Jamaah dari berbagai aliran dalam Islam diperkenankan untuk menghadiri kajian Islami dan juga khotbah, terutama pada sholat Jumat yang mampu mencapai 4000 jamaah yang terdiri dari berbagai Muslim dari penjuru dunia seperti Pakistan, Arab, Afrika, dan berbagai kawasan Asia lain dimana semua membaur jadi satu di dalam masjid yang luas ini.
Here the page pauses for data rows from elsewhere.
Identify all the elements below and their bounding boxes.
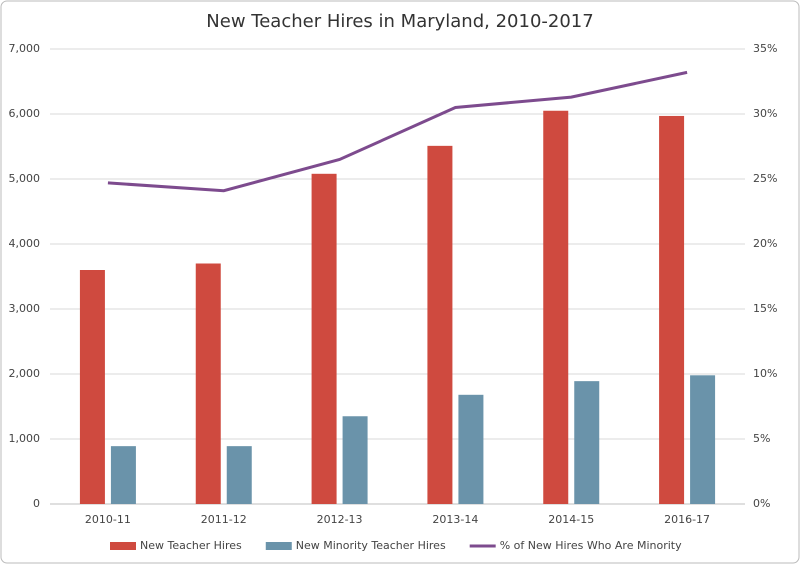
bar bbox=[659, 115, 685, 504]
y-tick-label: 7,000 bbox=[9, 42, 41, 55]
legend-swatch bbox=[265, 542, 292, 550]
legend-label: New Teacher Hires bbox=[140, 539, 242, 552]
bar bbox=[226, 446, 252, 504]
chart-title: New Teacher Hires in Maryland, 2010-2017 bbox=[206, 11, 593, 32]
bar bbox=[574, 381, 600, 504]
y2-tick-label: 15% bbox=[753, 302, 777, 315]
x-tick-label: 2012-13 bbox=[317, 513, 363, 526]
bar bbox=[110, 446, 136, 504]
bar bbox=[311, 173, 337, 505]
bar bbox=[79, 270, 105, 504]
legend-label: % of New Hires Who Are Minority bbox=[500, 539, 682, 552]
y-tick-label: 4,000 bbox=[9, 237, 41, 250]
y-tick-label: 3,000 bbox=[9, 302, 41, 315]
bar bbox=[690, 375, 716, 504]
x-tick-label: 2014-15 bbox=[548, 513, 594, 526]
x-tick-label: 2011-12 bbox=[201, 513, 247, 526]
x-tick-label: 2010-11 bbox=[85, 513, 131, 526]
y-tick-label: 2,000 bbox=[9, 367, 41, 380]
line bbox=[107, 70, 688, 193]
y2-tick-label: 35% bbox=[753, 42, 777, 55]
y2-tick-label: 25% bbox=[753, 172, 777, 185]
bar bbox=[427, 145, 453, 504]
legend-swatch bbox=[110, 542, 136, 550]
y2-tick-label: 5% bbox=[753, 432, 770, 445]
x-tick-label: 2013-14 bbox=[432, 513, 478, 526]
y2-tick-label: 10% bbox=[753, 367, 777, 380]
y-tick-label: 1,000 bbox=[9, 432, 41, 445]
bar bbox=[195, 263, 221, 504]
legend-label: New Minority Teacher Hires bbox=[296, 539, 446, 552]
y-tick-label: 5,000 bbox=[9, 172, 41, 185]
bar bbox=[458, 394, 484, 504]
bar bbox=[342, 416, 368, 504]
bar bbox=[543, 110, 569, 504]
x-tick-label: 2016-17 bbox=[664, 513, 710, 526]
y2-tick-label: 20% bbox=[753, 237, 777, 250]
y-tick-label: 0 bbox=[33, 497, 40, 510]
y2-tick-label: 0% bbox=[753, 497, 770, 510]
y-tick-label: 6,000 bbox=[9, 107, 41, 120]
y2-tick-label: 30% bbox=[753, 107, 777, 120]
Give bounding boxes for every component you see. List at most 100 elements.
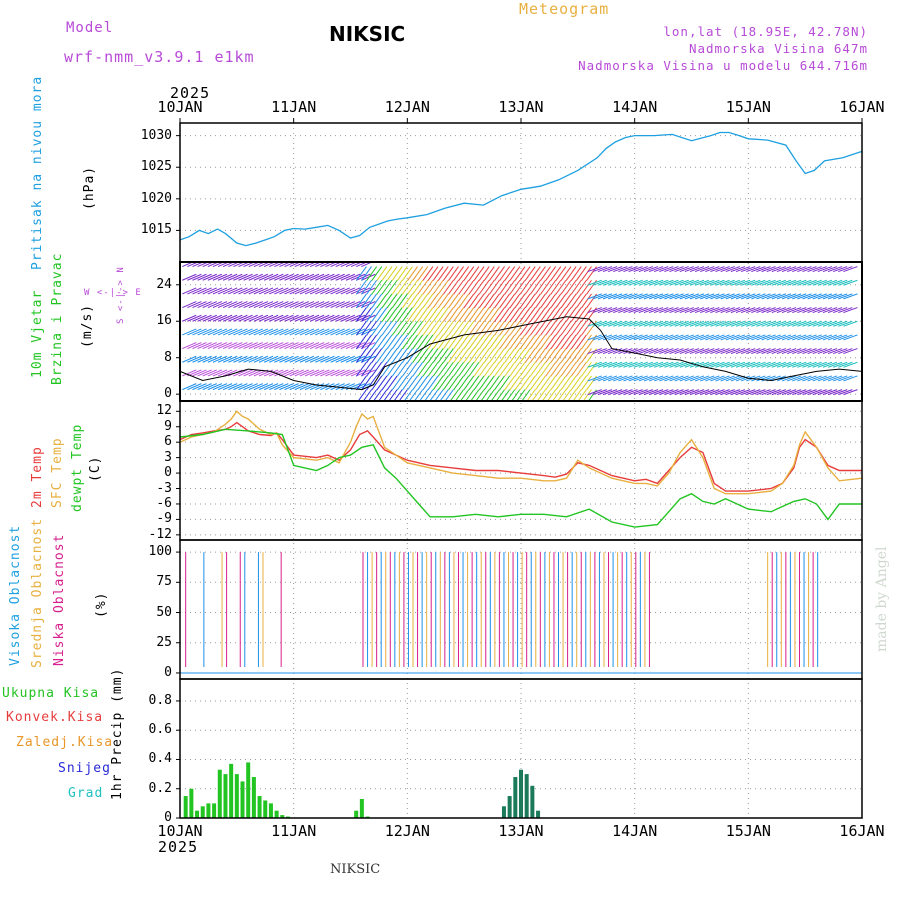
wind-barb <box>373 389 383 401</box>
wind-barb <box>448 293 459 309</box>
precip-bar <box>223 774 228 818</box>
wind-barb <box>494 307 505 322</box>
wind-barb <box>787 266 802 273</box>
wind-barb <box>560 348 572 363</box>
wind-barb <box>442 334 454 350</box>
wind-barb <box>802 266 817 273</box>
wind-barb <box>217 301 233 309</box>
wind-barb <box>309 262 323 268</box>
wind-barb <box>700 293 715 300</box>
wind-barb <box>269 328 284 336</box>
wind-barb <box>458 320 470 336</box>
wind-barb <box>422 279 434 295</box>
wind-barb <box>243 301 258 309</box>
wind-barb <box>427 293 439 309</box>
wind-barb <box>575 334 587 350</box>
wind-barb <box>720 266 735 273</box>
pressure-ytick-label: 1020 <box>140 190 172 206</box>
wind-barb <box>555 375 567 391</box>
wind-barb <box>674 375 689 382</box>
precip-bar <box>200 806 205 818</box>
wind-barb <box>396 266 408 281</box>
wind-barb <box>787 361 802 368</box>
wind-barb <box>540 320 551 336</box>
wind-barb <box>710 307 725 314</box>
wind-barb <box>284 262 297 268</box>
wind-barb <box>535 307 546 322</box>
wind-barb <box>473 279 485 295</box>
wind-barb <box>843 389 858 396</box>
wind-barb <box>499 266 511 281</box>
wind-barb <box>483 320 495 336</box>
wind-barb <box>705 389 720 396</box>
wind-barb <box>284 287 299 295</box>
wind-barb <box>618 320 633 327</box>
wind-barb <box>361 320 372 336</box>
wind-barb <box>258 301 274 309</box>
wind-barb <box>376 334 388 350</box>
wind-barb <box>689 334 705 341</box>
wind-barb <box>289 342 304 350</box>
wind-barb <box>570 375 582 391</box>
wind-barb <box>659 375 674 382</box>
wind-barb <box>613 334 628 341</box>
wind-barb <box>212 328 228 336</box>
wind-barb <box>643 293 659 300</box>
wind-barb <box>529 361 541 377</box>
wind-barb <box>197 273 212 281</box>
wind-barb <box>602 389 618 396</box>
wind-barb <box>182 355 197 363</box>
wind-barb <box>238 273 253 281</box>
wind-barb <box>202 328 217 336</box>
wind-barb <box>439 389 449 401</box>
wind-barb <box>494 334 505 350</box>
wind-barb <box>700 279 715 286</box>
wind-barb <box>207 287 223 295</box>
wind-barb <box>555 361 567 377</box>
wind-barb <box>812 293 827 300</box>
wind-barb <box>771 361 787 368</box>
wind-barb <box>552 389 562 401</box>
wind-barb <box>187 383 202 391</box>
wind-barb <box>715 266 730 273</box>
wind-barb <box>550 279 562 295</box>
wind-barb <box>710 320 725 327</box>
wind-barb <box>679 348 694 355</box>
wind-barb <box>299 287 315 295</box>
wind-barb <box>587 375 602 382</box>
wind-barb <box>289 383 304 391</box>
wind-barb <box>705 279 720 286</box>
wind-barb <box>376 293 388 309</box>
wind-barb <box>531 389 541 401</box>
wind-barb <box>781 266 797 273</box>
wind-barb <box>192 314 207 322</box>
wind-barb <box>751 348 766 355</box>
wind-barb <box>391 320 403 336</box>
wind-barb <box>449 389 459 401</box>
wind-barb <box>494 320 505 336</box>
wind-barb <box>325 355 340 363</box>
wind-barb <box>689 293 705 300</box>
wind-barb <box>771 293 787 300</box>
wind-barb <box>664 348 679 355</box>
wind-barb <box>843 320 858 327</box>
precip-bar <box>217 769 222 818</box>
wind-barb <box>284 342 299 350</box>
year-top: 2025 <box>170 84 211 102</box>
wind-barb <box>822 348 838 355</box>
wind-barb <box>725 279 740 286</box>
wind-barb <box>402 293 413 309</box>
wind-barb <box>187 328 202 336</box>
wind-barb <box>740 307 756 314</box>
wind-barb <box>207 369 223 377</box>
wind-barb <box>366 320 378 336</box>
footer-station: NIKSIC <box>330 862 381 877</box>
legend-total-rain: Ukupna Kisa <box>2 686 100 701</box>
wind-barb <box>361 287 376 295</box>
wind-barb <box>222 328 238 336</box>
wind-ytick-label: 8 <box>164 349 172 365</box>
wind-ytick-label: 24 <box>156 276 172 292</box>
wind-barb <box>407 320 418 336</box>
wind-barb <box>648 320 664 327</box>
wind-barb <box>499 293 511 309</box>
Tak seperti masjid yang terkenal lainnya di Inggris Raya, tak adanya dominasi dari satu jamaah atau aliran tertentu dalam pendanaan pembangunan dan kepengurusan masjid Raya Birmingham ini memberikan keuntungan bagi keseluruhan jamaahnya tanpa terkecuali.

Arsitektur Megah Nan Luas

interior masjid birmingham

Pembangunan masjid raya Birmingham yang telah dimulai sejak 1969 memakan waktu selama enam tahun guna merampungkannya hingga siap digunakan sebagai tempat ibadah. Masjid ini memiliki kubah besar yang terbuat dari bahan emas , ditambahkan dalam pemugaran yang dilakukan pada kurun tahun 1980 an. Pembangunan terbaru yang dilakukan pada masjid terbesar di Inggris ini dilakukan dengan menambahkan beberapa serambi baru dan perluasan sederhana dengan menambahkan instalasi pintu darurat.

Masjid ini memiliki 3 tingkat lantai yang didesain begitu mengesankan. Lantai dasar masjid dilengkapi dengan ruang untuk pertemuan komunitas dan kantor kepengurusan. Beralih kebagian utama, masjid ini memiliki ruangan utama yang begitu luas untuk para jamaah laki-laki dalam menunaikan sholat. Ruangan utama mampu mengakomodasi hingga 3000 jamaah laki-laki, sementara untuk sekat ruang jamaah wanita mampu menampung 1500 jamaah.

Pada bagian tengah ruangan utama tepat pada bagian bawah kubah berdiameter 14m, tergantung lampu hiasan berkilau  hasil donasi dari salah satu jamaah masjid raya Birmingham. Lampu ini menambah kesan modern dalam mempercantik seisi ruangan utama yang memiliki desain sederhana dengan corak dominan warna putih.

Untuk melengkapi fungsionalitas dan kemegahan masjid raya Birmingham, di sekeliling ruang utama tempat para jamaah melakukan ibadah sengaja disediakan rentetan serambi yang ditempatkan pada lantai dua. Serambi tersebut juga memiliki tujuan salah satunya untuk para tamu non-Muslim yang ingin mempelajari Islam lebih dalam. Mereka bisa duduk-duduk di serambi ini dan mengamati berbagai kegiatan yang dilakukan oleh para jamaah di lantai bawah.

Tak hanya menonjolkan keindahan dan kemegahan arsitekturnya yang minimalis, masjid ini juga menjadi garda depan untuk gerakan kemanusiaan dan sosial, terlepas untuk para muslim maupun non-muslim yang membutuhkan. Gerakan sosial dan kemanusiaan yang dilakukan seperti gerakan amal memberi makanan gratis (food bank) dan dapur sup musim dingin untuk para tunawisma di sekitarnya.